I'm attempting to join two tables, one is a smaller table with a column of names of common food items (e.g. "Corn", "Peppers", "Squash"...etc...), and the other is a larger table with specific food names (e.g. "Sweet Corn", "Red Corn", "Baby Corn", "Zucchini Squash", "Orange Squash", "Squash , Large"...etc...). I'm trying to join based on a "fuzzy" condition in which I specify to join on the food names and pull the most frequent code in another column of the larger table (the mode) into a new column in the smaller table.

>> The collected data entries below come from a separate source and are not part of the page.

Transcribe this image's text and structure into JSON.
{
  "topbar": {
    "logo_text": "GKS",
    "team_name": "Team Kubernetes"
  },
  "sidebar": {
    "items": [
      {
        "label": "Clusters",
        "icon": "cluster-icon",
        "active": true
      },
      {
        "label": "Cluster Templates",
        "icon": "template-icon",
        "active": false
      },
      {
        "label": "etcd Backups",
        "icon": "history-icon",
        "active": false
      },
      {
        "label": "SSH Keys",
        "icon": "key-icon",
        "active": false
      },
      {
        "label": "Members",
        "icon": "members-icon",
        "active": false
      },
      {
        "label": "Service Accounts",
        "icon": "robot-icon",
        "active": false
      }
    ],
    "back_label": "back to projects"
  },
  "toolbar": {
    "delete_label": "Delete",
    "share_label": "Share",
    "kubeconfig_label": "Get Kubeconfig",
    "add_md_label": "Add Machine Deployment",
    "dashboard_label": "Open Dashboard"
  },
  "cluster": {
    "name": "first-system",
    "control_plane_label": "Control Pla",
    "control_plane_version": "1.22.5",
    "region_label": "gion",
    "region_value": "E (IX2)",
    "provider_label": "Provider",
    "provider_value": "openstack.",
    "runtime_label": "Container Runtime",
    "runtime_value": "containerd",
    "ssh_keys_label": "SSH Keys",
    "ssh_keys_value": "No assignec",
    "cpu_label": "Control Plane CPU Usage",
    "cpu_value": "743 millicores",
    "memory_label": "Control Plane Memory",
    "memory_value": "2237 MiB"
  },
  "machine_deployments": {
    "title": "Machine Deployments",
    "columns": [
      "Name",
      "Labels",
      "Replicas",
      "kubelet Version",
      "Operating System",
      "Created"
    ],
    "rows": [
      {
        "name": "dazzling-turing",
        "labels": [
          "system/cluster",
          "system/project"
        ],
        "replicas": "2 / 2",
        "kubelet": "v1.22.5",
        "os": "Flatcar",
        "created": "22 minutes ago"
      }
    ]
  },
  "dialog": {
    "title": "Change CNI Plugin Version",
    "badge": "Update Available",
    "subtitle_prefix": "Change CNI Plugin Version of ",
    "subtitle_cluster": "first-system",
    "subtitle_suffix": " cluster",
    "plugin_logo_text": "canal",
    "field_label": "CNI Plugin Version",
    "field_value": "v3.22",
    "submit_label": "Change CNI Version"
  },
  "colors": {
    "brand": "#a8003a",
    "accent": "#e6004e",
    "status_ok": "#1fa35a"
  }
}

Here is an example of the smaller table:
| Food Name | Food Code |
|---|---|
| Corn | NA |
| Squash | NA |
| Peppers | NA |
Here is an example of the larger table:
| Food Name | Food Code |
|---|---|
| Sweet Corn | 532 |
| Red Corn | 532 |
| Baby Corns | 944 |
| Squash | 111 |
| Long Squash | 123 |
| Red Pepper | 654 |
| Green Pepper | 655 |
| Red Peppers | 654 |
I've tried the "left_join" function from the dplyr package, but this doesn't seem to work that well with the "fuzzy" string join feature. I know that the tidyverse also has a function to find the mode of grouped variables and I was hoping to use that function, but I am unsure how to incorporate that into the left_join statement. I also discovered the fuzzyjoin package in R, but I am not certain if this is the best option.
My desired output would look like:
| Food Name | Food Code |
|---|---|
| Corn | 532 |
| Squash | 111 |
| Peppers | 654 |